This article and the one found here, are Bill Donohue’s response to critics of Pope Benedict XVI.

Ten years ago, Bill Keller, former executive editor of the New York Times, wrote an op-ed in the newspaper about me. He said I was a strong defender of Cardinal Joseph Ratzinger who, he accurately said, “used to be known as ‘God’s Rottweiler.’ Ratzinger is now Pope Benedict XVI, and Bill Donohue is the Rottweiler’s Rottweiler.”

Not sure whether Keller meant that as high praise or not, but I’ll take it.

Pope Emeritus Benedict XVI is back in the news, and it is not flattering. He is being accused of not taking action against four molesting priests when he was archbishop of Munich and Freising from 1977 to 1982. Benedict defends himself against these accusations.

The news comes after the publication in German of a 1,900-page independent audit of the Munich archdiocese between 1945 and 2019.

It is important to note that the investigation was not something that government authorities commissioned—it was done at the behest of the Church. No other institution in Germany, religious or secular, has ever asked a law firm to probe its record regarding sexual misconduct.

It is also important to note that attorney Martin Pusch, who is also an author of the report, cannot be certain that Benedict’s account is wrong. He explicitly said “we believe that this is not so (my italic).”

Of the four cases, two involve priests who were sanctioned by the courts but were permitted to do pastoral work. One was convicted in another country and was allowed to work in the archdiocese. Most of the media attention focuses on Peter Hullermann, a homosexual priest predator.

Regarding the Hullermann case, in his 82-page response to questions posed by the investigators, Benedict initially said he had no recollection of being at a 1980 meeting about the priest. He has since apologized for making a “mistake,” saying that an “editing error” inaccurately conveyed that he was not there. The files document that in this meeting, no decision to transfer Hullermann was made.

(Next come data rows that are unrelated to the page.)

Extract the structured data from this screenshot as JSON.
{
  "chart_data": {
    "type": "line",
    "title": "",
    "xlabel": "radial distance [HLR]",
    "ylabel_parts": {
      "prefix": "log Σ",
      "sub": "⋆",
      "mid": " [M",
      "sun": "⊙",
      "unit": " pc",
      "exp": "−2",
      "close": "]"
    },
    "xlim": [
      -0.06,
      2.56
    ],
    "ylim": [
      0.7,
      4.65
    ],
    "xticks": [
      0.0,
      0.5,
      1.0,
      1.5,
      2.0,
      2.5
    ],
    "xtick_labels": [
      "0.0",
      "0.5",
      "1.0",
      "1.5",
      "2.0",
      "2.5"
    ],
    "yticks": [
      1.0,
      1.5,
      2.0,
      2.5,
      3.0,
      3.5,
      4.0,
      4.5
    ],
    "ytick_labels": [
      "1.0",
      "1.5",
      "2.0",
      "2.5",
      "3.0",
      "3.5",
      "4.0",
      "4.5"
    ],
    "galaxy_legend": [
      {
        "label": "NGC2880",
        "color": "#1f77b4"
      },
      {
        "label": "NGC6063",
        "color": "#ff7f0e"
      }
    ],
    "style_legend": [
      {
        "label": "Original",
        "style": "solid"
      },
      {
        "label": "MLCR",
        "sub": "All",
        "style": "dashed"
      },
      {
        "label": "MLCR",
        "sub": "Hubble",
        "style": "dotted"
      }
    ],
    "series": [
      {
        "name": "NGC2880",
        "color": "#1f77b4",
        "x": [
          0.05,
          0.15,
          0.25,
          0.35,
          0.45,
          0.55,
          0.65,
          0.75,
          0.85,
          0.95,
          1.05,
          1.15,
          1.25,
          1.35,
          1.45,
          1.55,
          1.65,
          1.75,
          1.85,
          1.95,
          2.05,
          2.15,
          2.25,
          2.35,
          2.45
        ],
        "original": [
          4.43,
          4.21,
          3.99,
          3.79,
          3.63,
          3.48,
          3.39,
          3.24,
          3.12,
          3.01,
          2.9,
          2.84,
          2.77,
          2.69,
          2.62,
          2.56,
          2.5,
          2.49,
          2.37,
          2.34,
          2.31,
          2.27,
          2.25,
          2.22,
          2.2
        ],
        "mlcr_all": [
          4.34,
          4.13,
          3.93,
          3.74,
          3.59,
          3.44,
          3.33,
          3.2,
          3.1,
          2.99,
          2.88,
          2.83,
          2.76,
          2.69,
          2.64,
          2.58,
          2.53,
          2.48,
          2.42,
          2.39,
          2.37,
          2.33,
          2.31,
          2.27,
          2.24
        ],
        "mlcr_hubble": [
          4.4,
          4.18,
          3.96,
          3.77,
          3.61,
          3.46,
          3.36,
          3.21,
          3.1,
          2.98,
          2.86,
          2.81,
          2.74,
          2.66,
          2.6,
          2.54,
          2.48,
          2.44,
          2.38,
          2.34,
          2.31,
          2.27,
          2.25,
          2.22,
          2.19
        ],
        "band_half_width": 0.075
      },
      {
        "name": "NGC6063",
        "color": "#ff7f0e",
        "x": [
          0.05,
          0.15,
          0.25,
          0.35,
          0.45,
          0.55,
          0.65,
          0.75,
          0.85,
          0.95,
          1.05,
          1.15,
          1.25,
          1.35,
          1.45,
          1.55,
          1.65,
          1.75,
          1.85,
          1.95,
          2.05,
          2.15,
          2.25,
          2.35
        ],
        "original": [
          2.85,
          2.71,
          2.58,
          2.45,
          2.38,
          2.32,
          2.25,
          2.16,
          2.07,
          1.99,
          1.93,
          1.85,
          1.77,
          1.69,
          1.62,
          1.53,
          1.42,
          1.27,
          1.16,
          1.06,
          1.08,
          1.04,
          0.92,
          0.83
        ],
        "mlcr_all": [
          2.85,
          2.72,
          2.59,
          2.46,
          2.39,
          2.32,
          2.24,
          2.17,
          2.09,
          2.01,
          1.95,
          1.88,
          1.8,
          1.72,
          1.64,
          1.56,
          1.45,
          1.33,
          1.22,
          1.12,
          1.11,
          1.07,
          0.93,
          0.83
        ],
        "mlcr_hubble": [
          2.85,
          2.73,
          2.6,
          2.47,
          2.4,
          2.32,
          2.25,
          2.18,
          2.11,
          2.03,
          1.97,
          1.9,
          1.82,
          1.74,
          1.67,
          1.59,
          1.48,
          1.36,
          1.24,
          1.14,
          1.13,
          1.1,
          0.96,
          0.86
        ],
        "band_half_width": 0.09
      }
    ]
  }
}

In 1979, Hullermann was accused of sexual abuse with a postpubescent boy in Essen. After he was convicted, he was transferred to Munich for therapy. After the therapy, he was transferred to another parish. Who made that decision? It wasn’t Benedict: it was Fr. Gerhard Gruber, the vicar general. Gruber admits that he, and he alone, was responsible, explaining that he never told Benedict (who was then known as Cardinal Ratzinger).

So what is the problem here? Benedict, we know, approved the transfer, but that’s about it. We know that his office “was copied on a memo” about Gruber’s decision, but even the New York Times in 2010 admitted that such memos were routine and “unlikely to have landed on the archbishop’s desk.”

Ratzinger left the archdiocese in February 1982 to head the Congregation for the Doctrine of the Faith. In August of 1982, Hullermann was reassigned to Grafting and in 1986 he was convicted of sexually abusing boys while he was there. Benedict was long gone.

If Benedict is guilty of anything, from what we know so far, it is that he did not always act like the “Rottweiler” he is accused of being. When he learned of a priest who was an exhibitionist, but who never physically abused anyone, he did not treat him the way he should have. He should have seen this as a red flag—normal men don’t act that way.

In all the news stories on this issue, never once do therapists come in for criticism. Yet they played a big role in persuading elites in every sector of society of their powers to transform miscreants, especially in the latter part of the 20th century. There was no one they could not “fix,” or so they thought. Their role was pivotal in the decision of elites, including bishops, not to crack the whip.

The Germans have also been duped by charlatan therapists. In 2020, Germany showed how “progressive” it is when it announced that convicted sex offenders would be allowed to visit prostitutes in brothels as part of their “treatment.”

It should also be known that Germany does not have a mandatory reporting law governing the sexual abuse of minors.

Bild is Germany’s biggest tabloid. It is known for running articles that questioned whether Benedict covered up sex crimes. Three months ago its editor, Julian Reichelt, had to step down after allegations that the publisher tried to cover up the findings of an investigation into his sexual misconduct and bullying.

For the record, no one in the Church has done more to stem clergy sexual abuse than Benedict. It was he who took the initiative to issue a document barring men with “deep-seated homosexual tendencies” from entering the priesthood. He was hated by “progressives” long before this, but this decision made him their biggest enemy.

In the first year of his pontificate, Benedict removed the notorious serial molester, Fr. Marcial Maciel Delgollado, founder of the Legionaries of Christ, from ministry. Significantly, he defrocked some 800 molesting priests from 2005 to 2013.

This is hardly the first time that Benedict has been treated unfairly. He is the scourge of the left, both in and out of the Catholic Church.